DATING SEDIMENTARY SEQUENCES: IN SITU U/TH-PB MICROPROBE DATING OF EARLY DIAGENETIC MONAZITE AND AR-AR DATING OF MARCASITE NODULES: CASE STUDY FROM NEOPROTEROZOIC BLACK SHALES IN THE SOUTHWESTERN U.S

U/Th-Pb in situ dating of monazite offers rich potential for directly dating sedimentary sequences and for understanding their provenance. We have obtained microprobe dates on both authigenic and detrital monazite from the Neoproterozoic Chuar and Uinta Mountain Groups of the western U.S., and substantiate theses results with a U-Pb zircon dated ash and Ar-Ar dated authigenic marcasite nodules. Black shales in both sequences contain monazite that ranges up to 20 microns in size. Larger grains are rounded and exhibit zoning patterns (1.74-1.4 Ga) identical to monazite from the underlying crystalline basement, consistent with derivation of detrital grains from the local, well-dated basement.

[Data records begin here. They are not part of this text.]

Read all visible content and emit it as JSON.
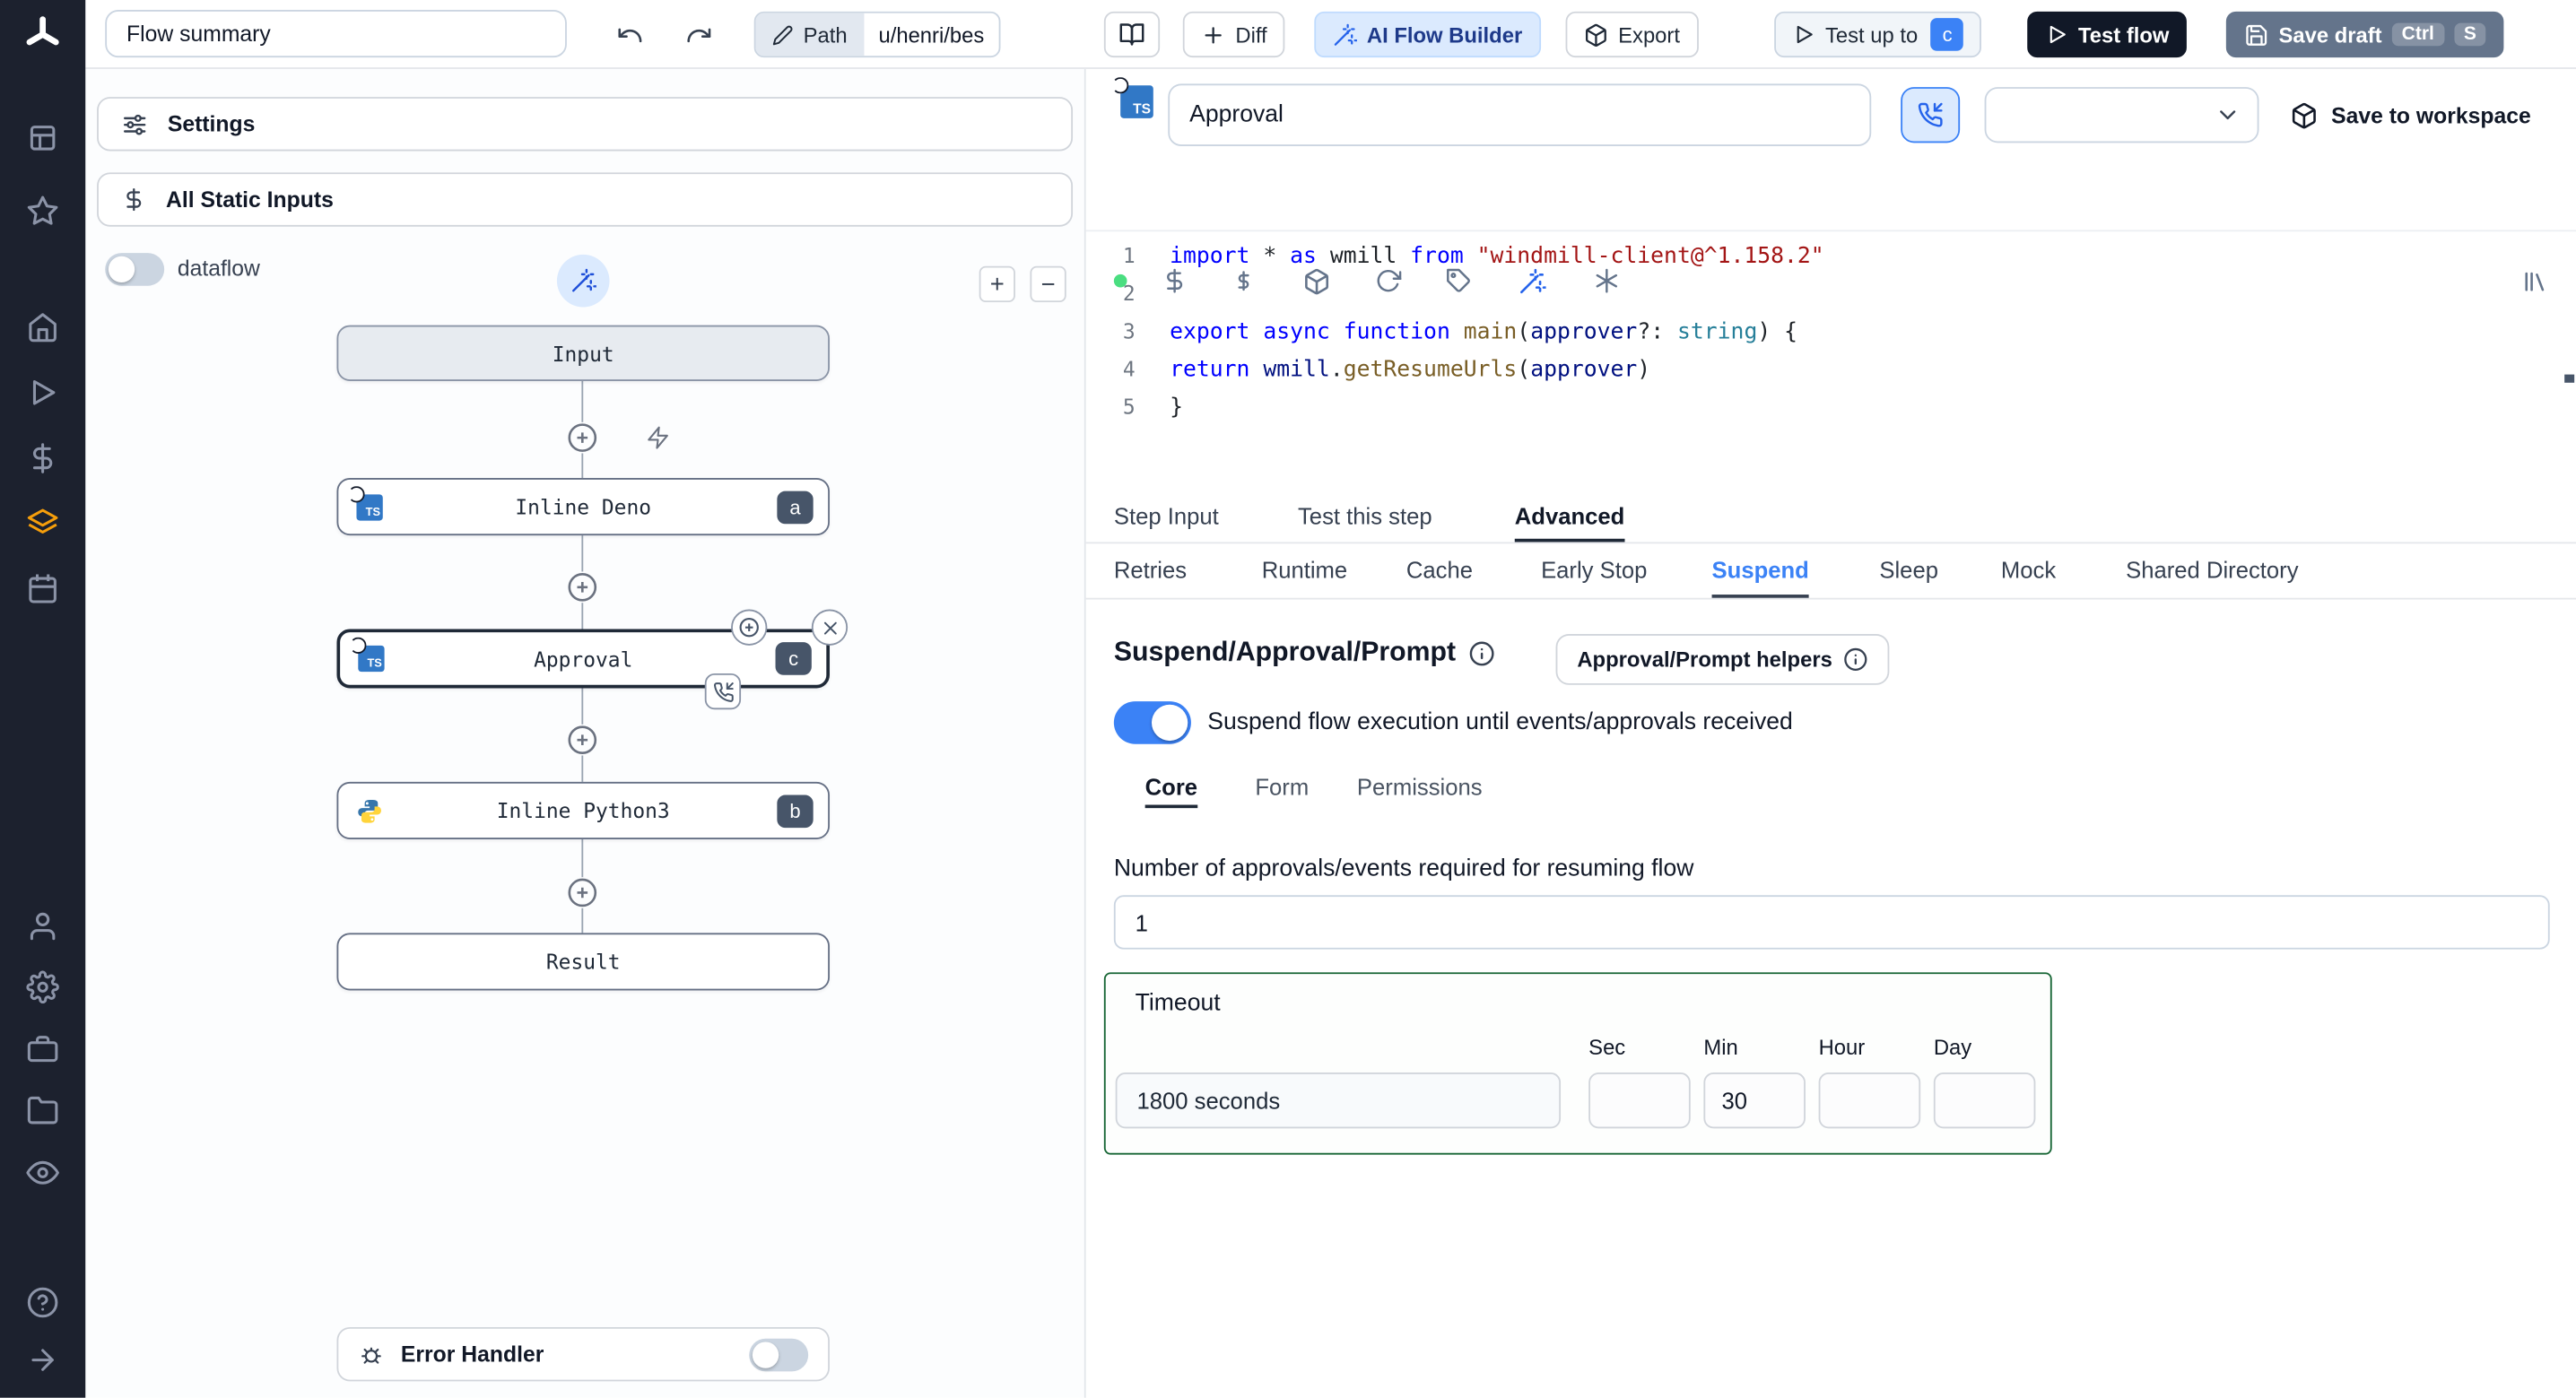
{
  "topbar": {
    "flow_summary_value": "Flow summary",
    "path_label": "Path",
    "path_value": "u/henri/bes",
    "diff_label": "Diff",
    "ai_flow_builder_label": "AI Flow Builder",
    "export_label": "Export",
    "test_up_to_label": "Test up to",
    "test_up_to_badge": "c",
    "test_flow_label": "Test flow",
    "save_draft_label": "Save draft",
    "save_draft_shortcut": [
      "Ctrl",
      "S"
    ]
  },
  "sidebar": {
    "icons": [
      "windmill-logo",
      "apps",
      "favorites",
      "home",
      "runs",
      "variables",
      "resources",
      "schedules",
      "users",
      "settings",
      "workers",
      "folders",
      "audit-logs",
      "help",
      "expand"
    ]
  },
  "flow_panel": {
    "settings_label": "Settings",
    "all_static_inputs_label": "All Static Inputs",
    "dataflow_label": "dataflow",
    "zoom_in_label": "+",
    "zoom_out_label": "−",
    "nodes": {
      "input": {
        "label": "Input"
      },
      "deno": {
        "label": "Inline Deno",
        "badge": "a"
      },
      "approval": {
        "label": "Approval",
        "badge": "c"
      },
      "python": {
        "label": "Inline Python3",
        "badge": "b"
      },
      "result": {
        "label": "Result"
      }
    },
    "error_handler_label": "Error Handler"
  },
  "step": {
    "name_value": "Approval",
    "save_to_workspace_label": "Save to workspace",
    "editor_toolbar_icons": [
      "status-dot",
      "variable-picker",
      "resource-picker",
      "package",
      "reset",
      "tag",
      "ai-assistant",
      "format",
      "library"
    ]
  },
  "code": {
    "lines": [
      {
        "no": "1",
        "segs": [
          [
            "kw",
            "import"
          ],
          [
            "pl",
            " * "
          ],
          [
            "kw",
            "as"
          ],
          [
            "pl",
            " wmill "
          ],
          [
            "kw",
            "from"
          ],
          [
            "pl",
            " "
          ],
          [
            "str",
            "\"windmill-client@^1.158.2\""
          ]
        ]
      },
      {
        "no": "2",
        "segs": []
      },
      {
        "no": "3",
        "segs": [
          [
            "kw",
            "export"
          ],
          [
            "pl",
            " "
          ],
          [
            "kw",
            "async"
          ],
          [
            "pl",
            " "
          ],
          [
            "kw",
            "function"
          ],
          [
            "pl",
            " "
          ],
          [
            "fn",
            "main"
          ],
          [
            "pl",
            "("
          ],
          [
            "var",
            "approver"
          ],
          [
            "pl",
            "?: "
          ],
          [
            "type",
            "string"
          ],
          [
            "pl",
            ") {"
          ]
        ]
      },
      {
        "no": "4",
        "segs": [
          [
            "pl",
            "  "
          ],
          [
            "kw",
            "return"
          ],
          [
            "pl",
            " "
          ],
          [
            "var",
            "wmill"
          ],
          [
            "pl",
            "."
          ],
          [
            "fn",
            "getResumeUrls"
          ],
          [
            "pl",
            "("
          ],
          [
            "var",
            "approver"
          ],
          [
            "pl",
            ")"
          ]
        ]
      },
      {
        "no": "5",
        "segs": [
          [
            "pl",
            "}"
          ]
        ]
      }
    ]
  },
  "tabs_step": [
    {
      "label": "Step Input"
    },
    {
      "label": "Test this step"
    },
    {
      "label": "Advanced",
      "active": true
    }
  ],
  "tabs_advanced": [
    {
      "label": "Retries"
    },
    {
      "label": "Runtime"
    },
    {
      "label": "Cache"
    },
    {
      "label": "Early Stop"
    },
    {
      "label": "Suspend",
      "active": true
    },
    {
      "label": "Sleep"
    },
    {
      "label": "Mock"
    },
    {
      "label": "Shared Directory"
    }
  ],
  "suspend": {
    "title": "Suspend/Approval/Prompt",
    "helpers_button_label": "Approval/Prompt helpers",
    "toggle_label": "Suspend flow execution until events/approvals received",
    "tabs": [
      {
        "label": "Core",
        "active": true
      },
      {
        "label": "Form"
      },
      {
        "label": "Permissions"
      }
    ],
    "approvals_label": "Number of approvals/events required for resuming flow",
    "approvals_value": "1",
    "timeout": {
      "label": "Timeout",
      "readout": "1800 seconds",
      "units": [
        {
          "label": "Sec",
          "value": ""
        },
        {
          "label": "Min",
          "value": "30"
        },
        {
          "label": "Hour",
          "value": ""
        },
        {
          "label": "Day",
          "value": ""
        }
      ]
    }
  },
  "colors": {
    "accent": "#3b82f6",
    "dark_button": "#111827",
    "save_draft_button": "#64748b",
    "timeout_border": "#166534",
    "ts_icon": "#3178c6",
    "status_dot": "#4ade80",
    "resources_icon_orange": "#f59e0b"
  }
}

A second population of smaller grains (<5 um) are interpreted as early diagenetic products based on textural and compositional data. These yield ages of ca. 770 and ca. 760 Ma from the Chuar Group compatible with their stratigraphic order. These dates are also compatible stratigraphically with a 750 Ma Ar-Ar age from sedimentary marcasite and a 742 Ma zircon age from an ash bed, both also from the Chuar Group. An age of 700-800 Ma from sedimentary monazite of the Uinta Mountain Group is consistent with regional correlations of these sequences. The presence of diagenetic monazite indicates the operation of a biogenic phosphorous cycle similar to present processes in anoxic mudstones. These results allow the direct dating of time of deposition of previously undatable sedimentary sequences by a process that is directly related to their deposition. We can quantify sedimentation rate (50 m/m.y. for the 1600 m thick Chuar Group); place direct dates on large magnitude C-isotope shifts (~10 per mil), with negative excursions at 770, 760, and 750 Ma, just predating the first (Sturtian) low-latitude global (?) glaciation, presumably at ~720 Ma; and 3) correlate Neoproterozoic successions regionally and globally. This new ability to directly date sedimentary rocks will improve dramatically with smaller electron beam diameters and improved count statistics in the next generation of monazite-capable electron microprobes. Continued application of new approaches to geochronology are necessary for understanding Neoproterozoic depositional rates, large-magnitude C-isotope fluctuations and validity of global C-isotope correlations, and quantifying evolutionary rates.